Por Darío Ruiz Gómez
Un canal norteamericano con periodistas mexicanos hizo de las jornadas de celebración de la consagración del Papa León XIV un verdadero documento visual, al enmarcar la abrumadora alegría de los cien mil fieles presentes en la Plaza de San Pedro, con el deslumbrante espacio que en el siglo XVII diseñó Bernini.
El espacio para la representación de una ceremonia cuya escenificación se desplegó deslumbrantemente ante los fieles que acudieron al llamado espiritual en completa libertad. No como multitud manipulada sino todo lo contrario, con la elevación a que invita la grandeza del escenario, la belleza de la ceremonia que nos recuerda que somos más que “seres históricos” y que la plegaria es una conversación íntima en comunión con los demás.
El espacio de la basílica con las columnas del baldaquino con el cual Bernini mensuró el espacio de la cúpula. La grandiosidad que esta arquitectura impone como aspiración a lo sublime y a lo eterno es lo contrario al agresivo colosalismo de un poder económico como el de los rascacielos de Dubai por ejemplo.
La Plaza de San Pedro nos recordó mediante estas jornadas que es un espacio que convoca al diálogo, el ágora para una comunión universal. Aquí no hubo espectáculo con juego de luces e imágenes digitales y la Iglesia católica recuperó su vigencia ante las ofensas del terrorismo y la impudicia del marketing.
La llamada Plaza de la Revolución en La Habana es un espacio donde el tirano conduce a las gentes para manipularlas políticamente imponiéndoles consignas, robándoles el alma.
El urbanismo de la República planteó la Plaza de Bolívar como el ágora tranquila para el diálogo entre ciudadanos de diversos credos, de distintos orígenes culturales, un lugar, al igual que parques y plazoletas, para el reconocimiento de la diversidad, un lugar sagrado porque cada actor de la democracia debe respetarlo para respetar a los demás, recordándoles que la razón se ha impuesto a la barbarie y que es desde la razón desde donde se legitima el diálogo.
Frágil ilusión que duró muy poco para precipitarnos en esa fatalidad muy bien administrada por poderes ocultos donde la brutalidad no ha cesado de atentar contra cualquier proyecto de grandeza democrática en Colombia.
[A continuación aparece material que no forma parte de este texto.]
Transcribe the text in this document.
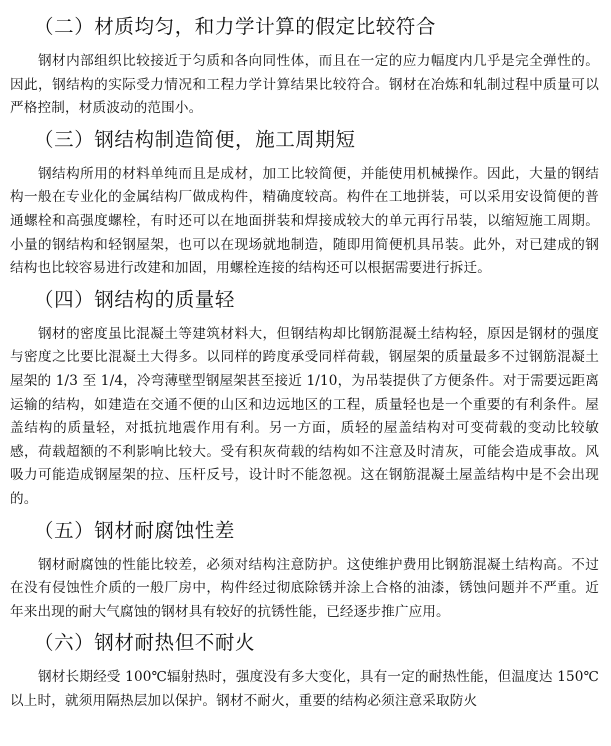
（二）材质均匀，和力学计算的假定比较符合

钢材内部组织比较接近于匀质和各向同性体，而且在一定的应力幅度内几乎是完全弹性的。因此，钢结构的实际受力情况和工程力学计算结果比较符合。钢材在冶炼和轧制过程中质量可以严格控制，材质波动的范围小。

（三）钢结构制造简便，施工周期短

钢结构所用的材料单纯而且是成材，加工比较简便，并能使用机械操作。因此，大量的钢结构一般在专业化的金属结构厂做成构件，精确度较高。构件在工地拼装，可以采用安设简便的普通螺栓和高强度螺栓，有时还可以在地面拼装和焊接成较大的单元再行吊装，以缩短施工周期。小量的钢结构和轻钢屋架，也可以在现场就地制造，随即用简便机具吊装。此外，对已建成的钢结构也比较容易进行改建和加固，用螺栓连接的结构还可以根据需要进行拆迁。

（四）钢结构的质量轻

钢材的密度虽比混凝土等建筑材料大，但钢结构却比钢筋混凝土结构轻，原因是钢材的强度与密度之比要比混凝土大得多。以同样的跨度承受同样荷载，钢屋架的质量最多不过钢筋混凝土屋架的 1/3 至 1/4，冷弯薄壁型钢屋架甚至接近 1/10，为吊装提供了方便条件。对于需要远距离运输的结构，如建造在交通不便的山区和边远地区的工程，质量轻也是一个重要的有利条件。屋盖结构的质量轻，对抵抗地震作用有利。另一方面，质轻的屋盖结构对可变荷载的变动比较敏感，荷载超额的不利影响比较大。受有积灰荷载的结构如不注意及时清灰，可能会造成事故。风吸力可能造成钢屋架的拉、压杆反号，设计时不能忽视。这在钢筋混凝土屋盖结构中是不会出现的。

（五）钢材耐腐蚀性差

钢材耐腐蚀的性能比较差，必须对结构注意防护。这使维护费用比钢筋混凝土结构高。不过在没有侵蚀性介质的一般厂房中，构件经过彻底除锈并涂上合格的油漆，锈蚀问题并不严重。近年来出现的耐大气腐蚀的钢材具有较好的抗锈性能，已经逐步推广应用。

（六）钢材耐热但不耐火

钢材长期经受 100℃辐射热时，强度没有多大变化，具有一定的耐热性能，但温度达 150℃以上时，就须用隔热层加以保护。钢材不耐火，重要的结构必须注意采取防火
Hace poco leía un artículo de un distinguido catedrático de filosofía donde argumentaba que el ejemplo que debíamos seguir en Colombia era el de la democracia popular, de Claudia Sheinbaum, la “dictadura perfecta” como acertadamente la llamó Vargas Llosa.
Democracia Popular se autoproclamó y definió el régimen de Stalin y su federación de Democracias populares y Democracia Popular se llama aún la dictadura comunista de Xi Jinping.
Petro habla al igual que el Pacto Histórico aspira a imponer una Democracia Popular y no por eso deja de llamar la atención que en el telón de fondo de la tarima donde acaba de darnos su última perorata, aparecieran la Hoz y el Martillo, un cliché tan desacreditado que ahora se lo llama la hez y el rastrillo.
Siempre se olvida que democracia implica un territorio del pueblo, la polis, el ágora donde a cada quien se le concede la palabra -Ia Isegoría- miles de indígenas o campesinos embutidos en buses durante largas horas de viaje y abandonados en la Plaza de Bolívar donde hacen sus necesidades y pierden su dignidad, ya no pueden ser considerados como pueblo que siempre es un proyecto a construir al pisotear un espacio que nació no para la guachafita, si no para celebrar cívicamente la Democracia, el gobierno de todo.